El equipo perdió ante Levante y Celta en el Sánchez-Pizjuán, resultados que han erosionado la confianza colectiva y han acentuado las limitaciones futbolísticas del plantel en LaLiga. Con esos tropiezos, el Sevilla cerró la primera vuelta en la decimocuarta posición, apenas tres puntos por encima del descenso, una frontera que empieza a generar inquietud en Nervión.

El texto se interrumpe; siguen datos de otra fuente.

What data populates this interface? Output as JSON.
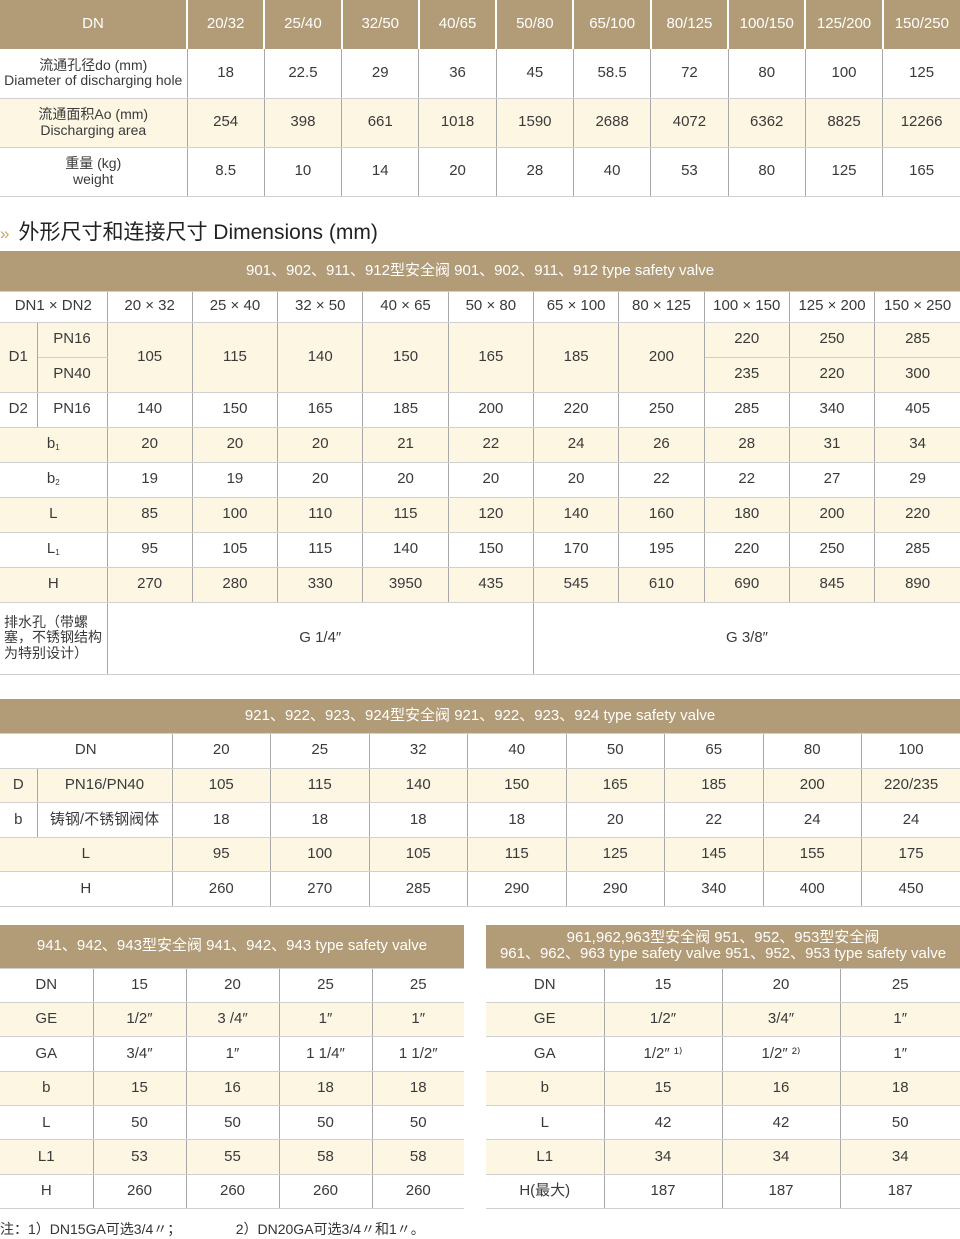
{
  "colors": {
    "header": "#b29b77",
    "stripe": "#fdf6e3"
  },
  "table1": {
    "header": [
      "DN",
      "20/32",
      "25/40",
      "32/50",
      "40/65",
      "50/80",
      "65/100",
      "80/125",
      "100/150",
      "125/200",
      "150/250"
    ],
    "rows": [
      {
        "label": [
          "流通孔径do (mm)",
          "Diameter of discharging hole"
        ],
        "values": [
          "18",
          "22.5",
          "29",
          "36",
          "45",
          "58.5",
          "72",
          "80",
          "100",
          "125"
        ]
      },
      {
        "label": [
          "流通面积Ao (mm)",
          "Discharging area"
        ],
        "values": [
          "254",
          "398",
          "661",
          "1018",
          "1590",
          "2688",
          "4072",
          "6362",
          "8825",
          "12266"
        ]
      },
      {
        "label": [
          "重量 (kg)",
          "weight"
        ],
        "values": [
          "8.5",
          "10",
          "14",
          "20",
          "28",
          "40",
          "53",
          "80",
          "125",
          "165"
        ]
      }
    ]
  },
  "section_heading": {
    "icon": "double-chevron-right",
    "text": "外形尺寸和连接尺寸  Dimensions (mm)"
  },
  "table2": {
    "caption": "901、902、911、912型安全阀  901、902、911、912 type safety valve",
    "header": [
      "DN1 × DN2",
      "20 × 32",
      "25 × 40",
      "32 × 50",
      "40 × 65",
      "50 × 80",
      "65 × 100",
      "80 × 125",
      "100 × 150",
      "125 × 200",
      "150 × 250"
    ],
    "d1": {
      "label": "D1",
      "pn16": "PN16",
      "pn40": "PN40",
      "shared": [
        "105",
        "115",
        "140",
        "150",
        "165",
        "185",
        "200"
      ],
      "pn16_values": [
        "220",
        "250",
        "285"
      ],
      "pn40_values": [
        "235",
        "220",
        "300"
      ]
    },
    "d2": {
      "label": "D2",
      "pn": "PN16",
      "values": [
        "140",
        "150",
        "165",
        "185",
        "200",
        "220",
        "250",
        "285",
        "340",
        "405"
      ]
    },
    "rows": [
      {
        "label": "b",
        "sub": "1",
        "values": [
          "20",
          "20",
          "20",
          "21",
          "22",
          "24",
          "26",
          "28",
          "31",
          "34"
        ]
      },
      {
        "label": "b",
        "sub": "2",
        "values": [
          "19",
          "19",
          "20",
          "20",
          "20",
          "20",
          "22",
          "22",
          "27",
          "29"
        ]
      },
      {
        "label": "L",
        "sub": "",
        "values": [
          "85",
          "100",
          "110",
          "115",
          "120",
          "140",
          "160",
          "180",
          "200",
          "220"
        ]
      },
      {
        "label": "L",
        "sub": "1",
        "values": [
          "95",
          "105",
          "115",
          "140",
          "150",
          "170",
          "195",
          "220",
          "250",
          "285"
        ]
      },
      {
        "label": "H",
        "sub": "",
        "values": [
          "270",
          "280",
          "330",
          "3950",
          "435",
          "545",
          "610",
          "690",
          "845",
          "890"
        ]
      }
    ],
    "drain": {
      "label": "排水孔（带螺塞，不锈钢结构为特别设计）",
      "small": "G 1/4″",
      "large": "G 3/8″"
    }
  },
  "table3": {
    "caption": "921、922、923、924型安全阀  921、922、923、924 type safety valve",
    "header": [
      "DN",
      "20",
      "25",
      "32",
      "40",
      "50",
      "65",
      "80",
      "100"
    ],
    "rows": [
      {
        "key": "D",
        "label": "PN16/PN40",
        "values": [
          "105",
          "115",
          "140",
          "150",
          "165",
          "185",
          "200",
          "220/235"
        ]
      },
      {
        "key": "b",
        "label": "铸钢/不锈钢阀体",
        "values": [
          "18",
          "18",
          "18",
          "18",
          "20",
          "22",
          "24",
          "24"
        ]
      },
      {
        "key": "",
        "label": "L",
        "values": [
          "95",
          "100",
          "105",
          "115",
          "125",
          "145",
          "155",
          "175"
        ]
      },
      {
        "key": "",
        "label": "H",
        "values": [
          "260",
          "270",
          "285",
          "290",
          "290",
          "340",
          "400",
          "450"
        ]
      }
    ]
  },
  "table4": {
    "caption": "941、942、943型安全阀  941、942、943 type safety valve",
    "rows": [
      {
        "label": "DN",
        "values": [
          "15",
          "20",
          "25",
          "25"
        ]
      },
      {
        "label": "GE",
        "values": [
          "1/2″",
          "3 /4″",
          "1″",
          "1″"
        ]
      },
      {
        "label": "GA",
        "values": [
          "3/4″",
          "1″",
          "1 1/4″",
          "1 1/2″"
        ]
      },
      {
        "label": "b",
        "values": [
          "15",
          "16",
          "18",
          "18"
        ]
      },
      {
        "label": "L",
        "values": [
          "50",
          "50",
          "50",
          "50"
        ]
      },
      {
        "label": "L1",
        "values": [
          "53",
          "55",
          "58",
          "58"
        ]
      },
      {
        "label": "H",
        "values": [
          "260",
          "260",
          "260",
          "260"
        ]
      }
    ]
  },
  "table5": {
    "caption_line1": "961,962,963型安全阀    951、952、953型安全阀",
    "caption_line2": "961、962、963 type safety valve    951、952、953 type safety valve",
    "rows": [
      {
        "label": "DN",
        "values": [
          "15",
          "20",
          "25"
        ]
      },
      {
        "label": "GE",
        "values": [
          "1/2″",
          "3/4″",
          "1″"
        ]
      },
      {
        "label": "GA",
        "values": [
          "1/2″ ¹⁾",
          "1/2″ ²⁾",
          "1″"
        ]
      },
      {
        "label": "b",
        "values": [
          "15",
          "16",
          "18"
        ]
      },
      {
        "label": "L",
        "values": [
          "42",
          "42",
          "50"
        ]
      },
      {
        "label": "L1",
        "values": [
          "34",
          "34",
          "34"
        ]
      },
      {
        "label": "H(最大)",
        "values": [
          "187",
          "187",
          "187"
        ]
      }
    ]
  },
  "note": "注：1）DN15GA可选3/4〃；              2）DN20GA可选3/4〃和1〃。"
}
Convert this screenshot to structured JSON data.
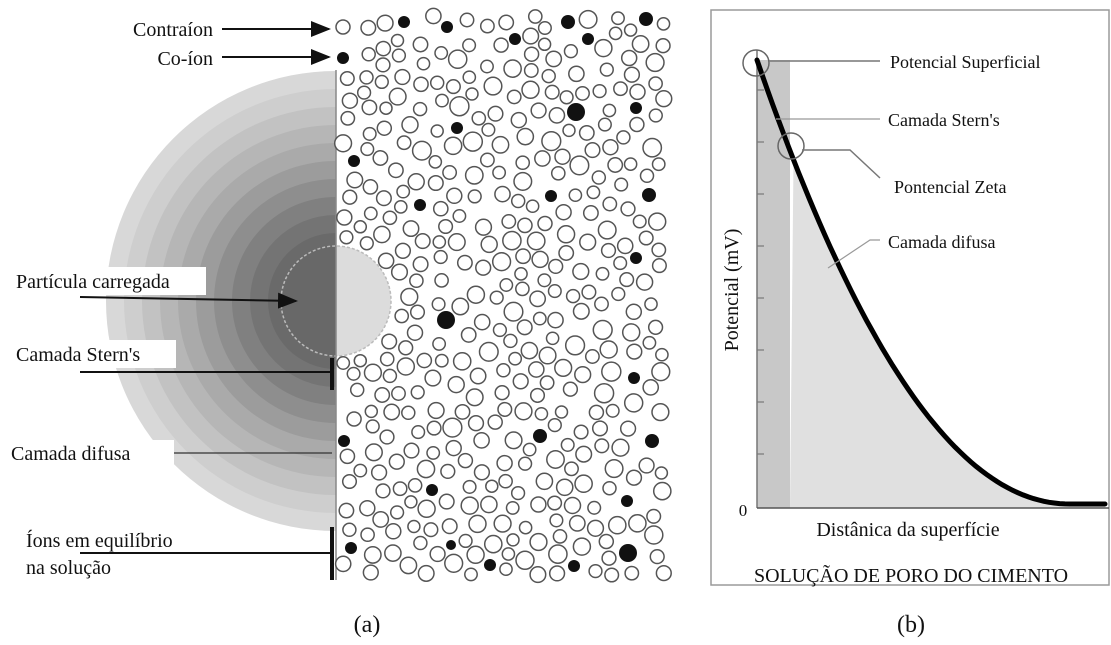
{
  "panel_a": {
    "labels": {
      "counterion": "Contraíon",
      "coion": "Co-íon",
      "charged_particle": "Partícula carregada",
      "stern_layer": "Camada Stern's",
      "diffuse_layer": "Camada difusa",
      "equilibrium_line1": "Íons em equilíbrio",
      "equilibrium_line2": "na solução"
    },
    "caption": "(a)"
  },
  "panel_b": {
    "labels": {
      "surface_potential": "Potencial Superficial",
      "stern_layer": "Camada Stern's",
      "zeta_potential": "Pontencial Zeta",
      "diffuse_layer": "Camada difusa"
    },
    "chart_data": {
      "type": "line",
      "ylabel": "Potencial (mV)",
      "xlabel": "Distânica da superfície",
      "subtitle": "SOLUÇÃO DE PORO DO CIMENTO",
      "y_tick_label": "0"
    },
    "caption": "(b)"
  },
  "colors": {
    "ion_filled": "#111111",
    "ion_open_stroke": "#555555",
    "stern_band": "#c8c8c8",
    "diffuse_area": "#e0e0e0",
    "particle_right": "#dcdcdc"
  }
}
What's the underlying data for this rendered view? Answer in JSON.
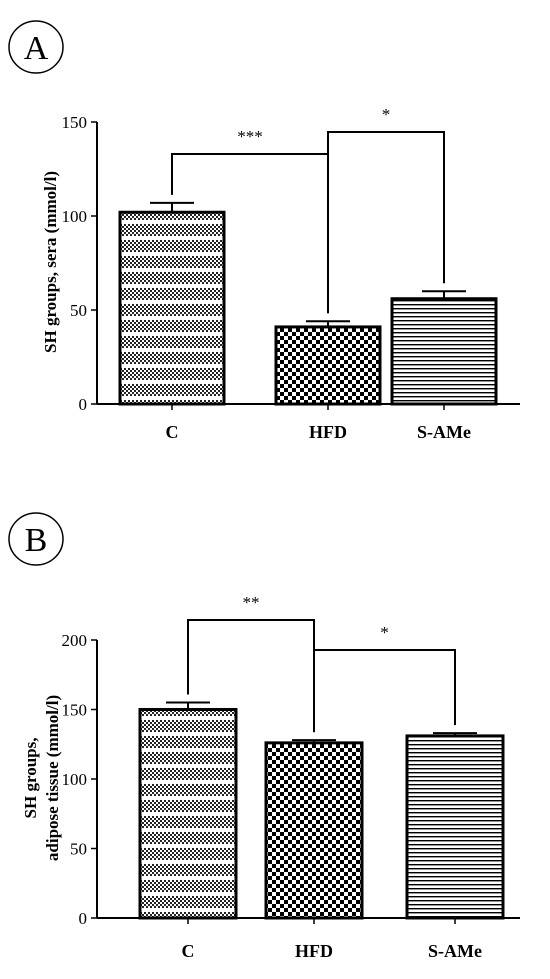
{
  "panels": [
    {
      "id": "A",
      "label": "A",
      "ylabel_lines": [
        "SH groups, sera (mmol/l)"
      ]
    },
    {
      "id": "B",
      "label": "B",
      "ylabel_lines": [
        "SH groups,",
        "adipose tissue (mmol/l)"
      ]
    }
  ],
  "chart_data": [
    {
      "type": "bar",
      "panel": "A",
      "categories": [
        "C",
        "HFD",
        "S-AMe"
      ],
      "values": [
        102,
        41,
        56
      ],
      "errors": [
        5,
        3,
        4
      ],
      "ylabel": "SH groups, sera (mmol/l)",
      "ylim": [
        0,
        150
      ],
      "yticks": [
        0,
        50,
        100,
        150
      ],
      "bar_patterns": [
        "checker-with-white-lines",
        "checker",
        "horizontal-lines"
      ],
      "significance": [
        {
          "from": "C",
          "to": "HFD",
          "label": "***"
        },
        {
          "from": "HFD",
          "to": "S-AMe",
          "label": "*"
        }
      ]
    },
    {
      "type": "bar",
      "panel": "B",
      "categories": [
        "C",
        "HFD",
        "S-AMe"
      ],
      "values": [
        150,
        126,
        131
      ],
      "errors": [
        5,
        2,
        2
      ],
      "ylabel": "SH groups, adipose tissue (mmol/l)",
      "ylim": [
        0,
        200
      ],
      "yticks": [
        0,
        50,
        100,
        150,
        200
      ],
      "bar_patterns": [
        "checker-with-white-lines",
        "checker",
        "horizontal-lines"
      ],
      "significance": [
        {
          "from": "C",
          "to": "HFD",
          "label": "**"
        },
        {
          "from": "HFD",
          "to": "S-AMe",
          "label": "*"
        }
      ]
    }
  ]
}
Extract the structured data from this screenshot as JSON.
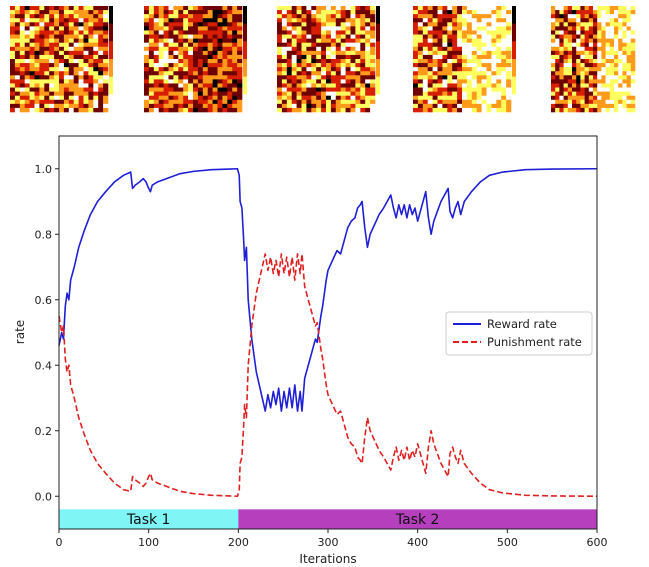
{
  "heatmaps": {
    "count": 5,
    "colormap": "hot",
    "colors": [
      "#ffffff",
      "#ffff60",
      "#ff9a1a",
      "#d81e00",
      "#6e0000",
      "#000000"
    ]
  },
  "chart_data": {
    "type": "line",
    "title": "",
    "xlabel": "Iterations",
    "ylabel": "rate",
    "xlim": [
      0,
      600
    ],
    "ylim": [
      -0.1,
      1.1
    ],
    "xticks": [
      0,
      100,
      200,
      300,
      400,
      500,
      600
    ],
    "yticks": [
      0.0,
      0.2,
      0.4,
      0.6,
      0.8,
      1.0
    ],
    "ytick_labels": [
      "0.0",
      "0.2",
      "0.4",
      "0.6",
      "0.8",
      "1.0"
    ],
    "grid": false,
    "legend_position": "center-right",
    "series": [
      {
        "name": "Reward rate",
        "style": "solid",
        "color": "#1f1fd6",
        "points": [
          [
            0,
            0.46
          ],
          [
            3,
            0.5
          ],
          [
            5,
            0.48
          ],
          [
            7,
            0.58
          ],
          [
            9,
            0.62
          ],
          [
            11,
            0.6
          ],
          [
            13,
            0.66
          ],
          [
            17,
            0.7
          ],
          [
            22,
            0.76
          ],
          [
            28,
            0.81
          ],
          [
            35,
            0.86
          ],
          [
            43,
            0.9
          ],
          [
            52,
            0.93
          ],
          [
            62,
            0.96
          ],
          [
            72,
            0.98
          ],
          [
            80,
            0.99
          ],
          [
            82,
            0.94
          ],
          [
            85,
            0.95
          ],
          [
            90,
            0.96
          ],
          [
            94,
            0.97
          ],
          [
            97,
            0.96
          ],
          [
            100,
            0.94
          ],
          [
            102,
            0.93
          ],
          [
            104,
            0.95
          ],
          [
            110,
            0.96
          ],
          [
            120,
            0.97
          ],
          [
            135,
            0.985
          ],
          [
            150,
            0.992
          ],
          [
            170,
            0.997
          ],
          [
            190,
            0.999
          ],
          [
            199,
            1.0
          ],
          [
            201,
            0.98
          ],
          [
            202,
            0.9
          ],
          [
            204,
            0.88
          ],
          [
            206,
            0.78
          ],
          [
            207,
            0.72
          ],
          [
            209,
            0.76
          ],
          [
            211,
            0.6
          ],
          [
            215,
            0.48
          ],
          [
            220,
            0.38
          ],
          [
            225,
            0.32
          ],
          [
            230,
            0.26
          ],
          [
            233,
            0.31
          ],
          [
            236,
            0.27
          ],
          [
            239,
            0.32
          ],
          [
            242,
            0.28
          ],
          [
            245,
            0.33
          ],
          [
            248,
            0.26
          ],
          [
            251,
            0.32
          ],
          [
            254,
            0.27
          ],
          [
            257,
            0.33
          ],
          [
            260,
            0.27
          ],
          [
            263,
            0.34
          ],
          [
            266,
            0.26
          ],
          [
            269,
            0.32
          ],
          [
            271,
            0.26
          ],
          [
            274,
            0.36
          ],
          [
            278,
            0.4
          ],
          [
            282,
            0.44
          ],
          [
            286,
            0.48
          ],
          [
            288,
            0.47
          ],
          [
            290,
            0.51
          ],
          [
            292,
            0.55
          ],
          [
            294,
            0.58
          ],
          [
            296,
            0.62
          ],
          [
            298,
            0.66
          ],
          [
            300,
            0.69
          ],
          [
            305,
            0.72
          ],
          [
            310,
            0.75
          ],
          [
            314,
            0.74
          ],
          [
            318,
            0.78
          ],
          [
            322,
            0.82
          ],
          [
            326,
            0.84
          ],
          [
            330,
            0.85
          ],
          [
            333,
            0.88
          ],
          [
            336,
            0.89
          ],
          [
            338,
            0.9
          ],
          [
            341,
            0.82
          ],
          [
            344,
            0.76
          ],
          [
            347,
            0.8
          ],
          [
            352,
            0.83
          ],
          [
            357,
            0.86
          ],
          [
            362,
            0.88
          ],
          [
            366,
            0.9
          ],
          [
            370,
            0.92
          ],
          [
            373,
            0.88
          ],
          [
            376,
            0.85
          ],
          [
            379,
            0.89
          ],
          [
            382,
            0.86
          ],
          [
            385,
            0.89
          ],
          [
            388,
            0.85
          ],
          [
            391,
            0.89
          ],
          [
            394,
            0.86
          ],
          [
            397,
            0.88
          ],
          [
            400,
            0.84
          ],
          [
            403,
            0.87
          ],
          [
            406,
            0.9
          ],
          [
            409,
            0.93
          ],
          [
            412,
            0.85
          ],
          [
            415,
            0.8
          ],
          [
            418,
            0.84
          ],
          [
            422,
            0.87
          ],
          [
            426,
            0.9
          ],
          [
            430,
            0.92
          ],
          [
            434,
            0.94
          ],
          [
            436,
            0.87
          ],
          [
            439,
            0.85
          ],
          [
            442,
            0.88
          ],
          [
            445,
            0.9
          ],
          [
            448,
            0.86
          ],
          [
            452,
            0.9
          ],
          [
            460,
            0.93
          ],
          [
            470,
            0.96
          ],
          [
            480,
            0.98
          ],
          [
            495,
            0.99
          ],
          [
            520,
            0.997
          ],
          [
            550,
            0.999
          ],
          [
            600,
            1.0
          ]
        ]
      },
      {
        "name": "Punishment rate",
        "style": "dashed",
        "color": "#e02020",
        "points": [
          [
            0,
            0.55
          ],
          [
            3,
            0.5
          ],
          [
            5,
            0.52
          ],
          [
            7,
            0.42
          ],
          [
            9,
            0.38
          ],
          [
            11,
            0.4
          ],
          [
            13,
            0.34
          ],
          [
            17,
            0.3
          ],
          [
            22,
            0.24
          ],
          [
            28,
            0.19
          ],
          [
            35,
            0.14
          ],
          [
            43,
            0.1
          ],
          [
            52,
            0.07
          ],
          [
            62,
            0.04
          ],
          [
            72,
            0.02
          ],
          [
            80,
            0.015
          ],
          [
            82,
            0.06
          ],
          [
            85,
            0.05
          ],
          [
            90,
            0.04
          ],
          [
            94,
            0.03
          ],
          [
            97,
            0.04
          ],
          [
            100,
            0.06
          ],
          [
            102,
            0.07
          ],
          [
            104,
            0.05
          ],
          [
            110,
            0.04
          ],
          [
            120,
            0.03
          ],
          [
            135,
            0.015
          ],
          [
            150,
            0.008
          ],
          [
            170,
            0.003
          ],
          [
            190,
            0.001
          ],
          [
            199,
            0.0
          ],
          [
            201,
            0.02
          ],
          [
            202,
            0.1
          ],
          [
            204,
            0.12
          ],
          [
            206,
            0.22
          ],
          [
            207,
            0.28
          ],
          [
            209,
            0.24
          ],
          [
            211,
            0.4
          ],
          [
            215,
            0.52
          ],
          [
            220,
            0.62
          ],
          [
            225,
            0.68
          ],
          [
            230,
            0.74
          ],
          [
            233,
            0.69
          ],
          [
            236,
            0.73
          ],
          [
            239,
            0.68
          ],
          [
            242,
            0.72
          ],
          [
            245,
            0.67
          ],
          [
            248,
            0.74
          ],
          [
            251,
            0.68
          ],
          [
            254,
            0.73
          ],
          [
            257,
            0.67
          ],
          [
            260,
            0.73
          ],
          [
            263,
            0.66
          ],
          [
            266,
            0.74
          ],
          [
            269,
            0.68
          ],
          [
            271,
            0.74
          ],
          [
            274,
            0.64
          ],
          [
            278,
            0.6
          ],
          [
            282,
            0.56
          ],
          [
            286,
            0.52
          ],
          [
            288,
            0.53
          ],
          [
            290,
            0.49
          ],
          [
            292,
            0.45
          ],
          [
            294,
            0.42
          ],
          [
            296,
            0.38
          ],
          [
            298,
            0.34
          ],
          [
            300,
            0.31
          ],
          [
            305,
            0.28
          ],
          [
            310,
            0.25
          ],
          [
            314,
            0.26
          ],
          [
            318,
            0.22
          ],
          [
            322,
            0.18
          ],
          [
            326,
            0.16
          ],
          [
            330,
            0.15
          ],
          [
            333,
            0.12
          ],
          [
            336,
            0.11
          ],
          [
            338,
            0.1
          ],
          [
            341,
            0.18
          ],
          [
            344,
            0.24
          ],
          [
            347,
            0.2
          ],
          [
            352,
            0.17
          ],
          [
            357,
            0.14
          ],
          [
            362,
            0.12
          ],
          [
            366,
            0.1
          ],
          [
            370,
            0.08
          ],
          [
            373,
            0.12
          ],
          [
            376,
            0.15
          ],
          [
            379,
            0.11
          ],
          [
            382,
            0.14
          ],
          [
            385,
            0.11
          ],
          [
            388,
            0.15
          ],
          [
            391,
            0.11
          ],
          [
            394,
            0.14
          ],
          [
            397,
            0.12
          ],
          [
            400,
            0.16
          ],
          [
            403,
            0.13
          ],
          [
            406,
            0.1
          ],
          [
            409,
            0.07
          ],
          [
            412,
            0.15
          ],
          [
            415,
            0.2
          ],
          [
            418,
            0.16
          ],
          [
            422,
            0.13
          ],
          [
            426,
            0.1
          ],
          [
            430,
            0.08
          ],
          [
            434,
            0.06
          ],
          [
            436,
            0.13
          ],
          [
            439,
            0.15
          ],
          [
            442,
            0.12
          ],
          [
            445,
            0.1
          ],
          [
            448,
            0.14
          ],
          [
            452,
            0.1
          ],
          [
            460,
            0.07
          ],
          [
            470,
            0.04
          ],
          [
            480,
            0.02
          ],
          [
            495,
            0.01
          ],
          [
            520,
            0.003
          ],
          [
            550,
            0.001
          ],
          [
            600,
            0.0
          ]
        ]
      }
    ],
    "segments": [
      {
        "label": "Task 1",
        "start": 0,
        "end": 200,
        "color": "#7ff5f5"
      },
      {
        "label": "Task 2",
        "start": 200,
        "end": 600,
        "color": "#b53fbd"
      }
    ]
  }
}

Matías Almeyda mantiene el respaldo del club
Pese al escenario, la continuidad de Matías Almeyda no está en cuestión a corto plazo, así se cuenta desde EstadioDeportivo. La directiva mantiene intacta su confianza, una línea que ya se había marcado a comienzos de diciembre.
Ni siquiera la racha reciente, con solo siete puntos sumados de los últimos 33 posibles y ocho derrotas, ha alterado el discurso interno del club. En la planta noble se insiste en que el análisis del trabajo del técnico argentino debe hacerse en función de los recursos disponibles y del contexto general del proyecto.
Un objetivo de perfil bajo en LaLiga
El mensaje desde el club es claro. El objetivo prioritario para el Sevilla pasa por asegurar la permanencia en LaLiga sin mayores sobresaltos. Bajo esa vara de medir se evalúa el rendimiento de Matías Almeyda, convencidos de que el equipo encontrará los puntos necesarios para mantenerse fuera del peligro real.
Semanas atrás, en una reunión privada, Del Nido Carrasco trasladó su deseo de que el entrenador cumpla íntegramente su contrato de tres temporadas.

España, un contexto económico que condiciona decisiones
Más allá del aspecto deportivo, el contexto económico en España pesa en la toma de decisiones. Un despido supondría un gasto imprevisto difícil de asumir. Además, encontrar un sustituto que mejore el rendimiento inmediato no se considera sencillo, lo que refuerza la apuesta por la continuidad del técnico.
La filosofía, la implicación diaria y el compromiso de Matías Almeyda siguen siendo bien valorados, incluso en medio de una dinámica negativa. Eso sí, el margen no es infinito. Si la reacción no llega y el equipo se hunde en la zona roja, el club se vería obligado a reconsiderar su postura.
Por ahora, el escenario no ha cambiado. Matías Almeyda continúa al frente del Sevilla FC con el respaldo institucional, aferrado a una mejoría que permita cerrar la temporada sin sobresaltos en LaLiga.